The committee approved a motion to send the two documents — the proposed charter amendment and the draft recommendation/job description — to the commission for consideration. Paul moved; Nina (staff member) seconded; those voting aloud recorded "Aye," and the chair said the versions would be circulated as clean copies to the commissioners and posted for public review. The committee also directed staff to seek feedback from parties who had previously commented, including the DRMT and local environmental-health staff.
Committee members asked staff to prepare a short FAQ and to make both the clean recommendation and a redline available to commissioners and interested stakeholders.

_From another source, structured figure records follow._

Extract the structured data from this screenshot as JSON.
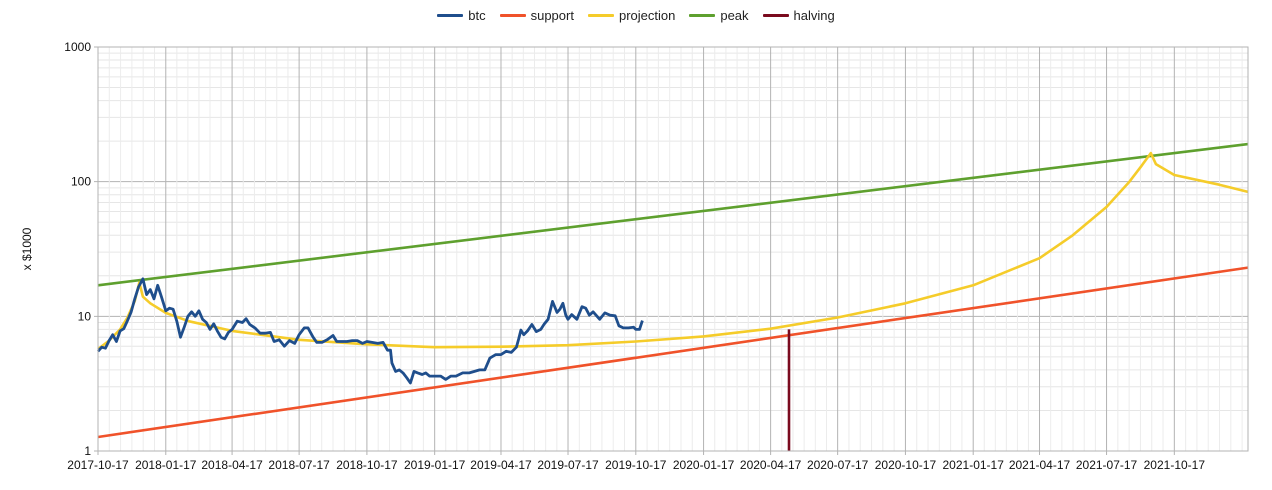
{
  "chart_data": {
    "type": "line",
    "title": "",
    "xlabel": "",
    "ylabel": "x $1000",
    "yscale": "log",
    "ylim": [
      1,
      1000
    ],
    "xlim": [
      "2017-10-17",
      "2022-01-25"
    ],
    "grid": true,
    "legend": "top-center",
    "x_tick_labels": [
      "2017-10-17",
      "2018-01-17",
      "2018-04-17",
      "2018-07-17",
      "2018-10-17",
      "2019-01-17",
      "2019-04-17",
      "2019-07-17",
      "2019-10-17",
      "2020-01-17",
      "2020-04-17",
      "2020-07-17",
      "2020-10-17",
      "2021-01-17",
      "2021-04-17",
      "2021-07-17",
      "2021-10-17"
    ],
    "y_tick_labels": [
      "1",
      "10",
      "100",
      "1000"
    ],
    "legend_entries": [
      {
        "key": "btc",
        "label": "btc",
        "color": "#1f4e8c"
      },
      {
        "key": "support",
        "label": "support",
        "color": "#f0522a"
      },
      {
        "key": "projection",
        "label": "projection",
        "color": "#f5cc2a"
      },
      {
        "key": "peak",
        "label": "peak",
        "color": "#5ea02e"
      },
      {
        "key": "halving",
        "label": "halving",
        "color": "#7a0a1e"
      }
    ],
    "series": [
      {
        "name": "btc",
        "color": "#1f4e8c",
        "points": [
          [
            "2017-10-17",
            5.5
          ],
          [
            "2017-10-22",
            5.9
          ],
          [
            "2017-10-27",
            5.8
          ],
          [
            "2017-11-01",
            6.6
          ],
          [
            "2017-11-06",
            7.3
          ],
          [
            "2017-11-11",
            6.5
          ],
          [
            "2017-11-16",
            7.8
          ],
          [
            "2017-11-21",
            8.1
          ],
          [
            "2017-11-26",
            9.3
          ],
          [
            "2017-12-01",
            10.8
          ],
          [
            "2017-12-06",
            13.5
          ],
          [
            "2017-12-11",
            16.5
          ],
          [
            "2017-12-17",
            19.0
          ],
          [
            "2017-12-22",
            14.5
          ],
          [
            "2017-12-27",
            15.8
          ],
          [
            "2018-01-01",
            13.5
          ],
          [
            "2018-01-06",
            17.0
          ],
          [
            "2018-01-11",
            14.0
          ],
          [
            "2018-01-17",
            11.0
          ],
          [
            "2018-01-22",
            11.5
          ],
          [
            "2018-01-27",
            11.3
          ],
          [
            "2018-02-01",
            9.2
          ],
          [
            "2018-02-06",
            7.0
          ],
          [
            "2018-02-11",
            8.3
          ],
          [
            "2018-02-16",
            10.0
          ],
          [
            "2018-02-21",
            10.8
          ],
          [
            "2018-02-26",
            10.0
          ],
          [
            "2018-03-03",
            11.0
          ],
          [
            "2018-03-08",
            9.5
          ],
          [
            "2018-03-13",
            9.0
          ],
          [
            "2018-03-18",
            8.0
          ],
          [
            "2018-03-23",
            8.8
          ],
          [
            "2018-03-28",
            7.8
          ],
          [
            "2018-04-02",
            7.0
          ],
          [
            "2018-04-07",
            6.8
          ],
          [
            "2018-04-12",
            7.6
          ],
          [
            "2018-04-17",
            8.0
          ],
          [
            "2018-04-24",
            9.2
          ],
          [
            "2018-05-01",
            9.0
          ],
          [
            "2018-05-06",
            9.6
          ],
          [
            "2018-05-11",
            8.7
          ],
          [
            "2018-05-18",
            8.2
          ],
          [
            "2018-05-25",
            7.5
          ],
          [
            "2018-06-01",
            7.5
          ],
          [
            "2018-06-08",
            7.6
          ],
          [
            "2018-06-13",
            6.5
          ],
          [
            "2018-06-20",
            6.7
          ],
          [
            "2018-06-27",
            6.0
          ],
          [
            "2018-07-04",
            6.6
          ],
          [
            "2018-07-11",
            6.3
          ],
          [
            "2018-07-17",
            7.3
          ],
          [
            "2018-07-24",
            8.2
          ],
          [
            "2018-07-29",
            8.2
          ],
          [
            "2018-08-05",
            7.0
          ],
          [
            "2018-08-10",
            6.4
          ],
          [
            "2018-08-17",
            6.4
          ],
          [
            "2018-08-24",
            6.7
          ],
          [
            "2018-09-01",
            7.2
          ],
          [
            "2018-09-06",
            6.5
          ],
          [
            "2018-09-13",
            6.5
          ],
          [
            "2018-09-20",
            6.5
          ],
          [
            "2018-09-27",
            6.6
          ],
          [
            "2018-10-04",
            6.6
          ],
          [
            "2018-10-11",
            6.3
          ],
          [
            "2018-10-17",
            6.5
          ],
          [
            "2018-10-24",
            6.4
          ],
          [
            "2018-11-01",
            6.3
          ],
          [
            "2018-11-08",
            6.4
          ],
          [
            "2018-11-14",
            5.6
          ],
          [
            "2018-11-18",
            5.6
          ],
          [
            "2018-11-20",
            4.5
          ],
          [
            "2018-11-25",
            3.9
          ],
          [
            "2018-11-30",
            4.0
          ],
          [
            "2018-12-05",
            3.8
          ],
          [
            "2018-12-10",
            3.5
          ],
          [
            "2018-12-15",
            3.2
          ],
          [
            "2018-12-20",
            3.9
          ],
          [
            "2018-12-25",
            3.8
          ],
          [
            "2018-12-31",
            3.7
          ],
          [
            "2019-01-05",
            3.8
          ],
          [
            "2019-01-10",
            3.6
          ],
          [
            "2019-01-17",
            3.6
          ],
          [
            "2019-01-25",
            3.6
          ],
          [
            "2019-02-01",
            3.4
          ],
          [
            "2019-02-08",
            3.6
          ],
          [
            "2019-02-15",
            3.6
          ],
          [
            "2019-02-24",
            3.8
          ],
          [
            "2019-03-05",
            3.8
          ],
          [
            "2019-03-12",
            3.9
          ],
          [
            "2019-03-19",
            4.0
          ],
          [
            "2019-03-26",
            4.0
          ],
          [
            "2019-04-02",
            4.9
          ],
          [
            "2019-04-10",
            5.2
          ],
          [
            "2019-04-17",
            5.2
          ],
          [
            "2019-04-24",
            5.5
          ],
          [
            "2019-05-01",
            5.4
          ],
          [
            "2019-05-08",
            5.9
          ],
          [
            "2019-05-11",
            6.8
          ],
          [
            "2019-05-14",
            7.9
          ],
          [
            "2019-05-18",
            7.3
          ],
          [
            "2019-05-23",
            7.8
          ],
          [
            "2019-05-29",
            8.7
          ],
          [
            "2019-06-04",
            7.7
          ],
          [
            "2019-06-10",
            8.0
          ],
          [
            "2019-06-15",
            8.8
          ],
          [
            "2019-06-20",
            9.5
          ],
          [
            "2019-06-26",
            12.9
          ],
          [
            "2019-07-02",
            10.7
          ],
          [
            "2019-07-06",
            11.3
          ],
          [
            "2019-07-10",
            12.5
          ],
          [
            "2019-07-14",
            10.2
          ],
          [
            "2019-07-17",
            9.5
          ],
          [
            "2019-07-22",
            10.3
          ],
          [
            "2019-07-29",
            9.5
          ],
          [
            "2019-08-05",
            11.8
          ],
          [
            "2019-08-10",
            11.5
          ],
          [
            "2019-08-15",
            10.2
          ],
          [
            "2019-08-20",
            10.8
          ],
          [
            "2019-08-29",
            9.5
          ],
          [
            "2019-09-05",
            10.6
          ],
          [
            "2019-09-12",
            10.2
          ],
          [
            "2019-09-19",
            10.1
          ],
          [
            "2019-09-24",
            8.5
          ],
          [
            "2019-09-30",
            8.2
          ],
          [
            "2019-10-07",
            8.2
          ],
          [
            "2019-10-14",
            8.3
          ],
          [
            "2019-10-17",
            8.0
          ],
          [
            "2019-10-22",
            8.0
          ],
          [
            "2019-10-26",
            9.3
          ]
        ]
      },
      {
        "name": "support",
        "color": "#f0522a",
        "points": [
          [
            "2017-10-17",
            1.27
          ],
          [
            "2022-01-25",
            23.0
          ]
        ]
      },
      {
        "name": "projection",
        "color": "#f5cc2a",
        "points": [
          [
            "2017-10-17",
            5.7
          ],
          [
            "2017-11-01",
            6.6
          ],
          [
            "2017-11-16",
            8.0
          ],
          [
            "2017-11-26",
            9.8
          ],
          [
            "2017-12-06",
            13.0
          ],
          [
            "2017-12-12",
            17.8
          ],
          [
            "2017-12-17",
            14.0
          ],
          [
            "2017-12-27",
            12.5
          ],
          [
            "2018-01-17",
            10.6
          ],
          [
            "2018-02-17",
            9.2
          ],
          [
            "2018-04-17",
            7.8
          ],
          [
            "2018-07-17",
            6.7
          ],
          [
            "2018-10-17",
            6.2
          ],
          [
            "2019-01-17",
            5.9
          ],
          [
            "2019-04-17",
            5.95
          ],
          [
            "2019-07-17",
            6.1
          ],
          [
            "2019-10-17",
            6.5
          ],
          [
            "2020-01-17",
            7.1
          ],
          [
            "2020-04-17",
            8.1
          ],
          [
            "2020-07-17",
            9.8
          ],
          [
            "2020-10-17",
            12.5
          ],
          [
            "2021-01-17",
            17.0
          ],
          [
            "2021-04-17",
            27.0
          ],
          [
            "2021-06-01",
            40.0
          ],
          [
            "2021-07-17",
            65.0
          ],
          [
            "2021-08-17",
            100.0
          ],
          [
            "2021-09-02",
            130.0
          ],
          [
            "2021-09-15",
            163.0
          ],
          [
            "2021-09-22",
            135.0
          ],
          [
            "2021-10-17",
            112.0
          ],
          [
            "2021-12-17",
            95.0
          ],
          [
            "2022-01-25",
            84.0
          ]
        ]
      },
      {
        "name": "peak",
        "color": "#5ea02e",
        "points": [
          [
            "2017-10-17",
            17.0
          ],
          [
            "2022-01-25",
            190.0
          ]
        ]
      },
      {
        "name": "halving",
        "color": "#7a0a1e",
        "points": [
          [
            "2020-05-12",
            1.0
          ],
          [
            "2020-05-12",
            8.0
          ]
        ]
      }
    ]
  }
}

Several members said they would contact outside reviewers, and one staff member said she would send the draft to Sean Hines to distribute to the DRMT. The committee recessed after completing the agenda and confirmed it would present the documents to the commission on Monday.
Votes at a glance:
- Motion to approve the proposed charter amendment and the draft recommendation/job description for presentation to the commission on Monday — Mover: Paul (director, Department of Community Development); Second: Nina (staff member). Vote recorded aloud: Aye (mover and second recorded). Outcome: approved.
The committee asked staff to circulate clean versions of the two documents to the commission and invited input from the DRMT, county environmental-health staff and other previously engaged stakeholders before the commission meeting. The committee did not set a new meeting date at the close of the session.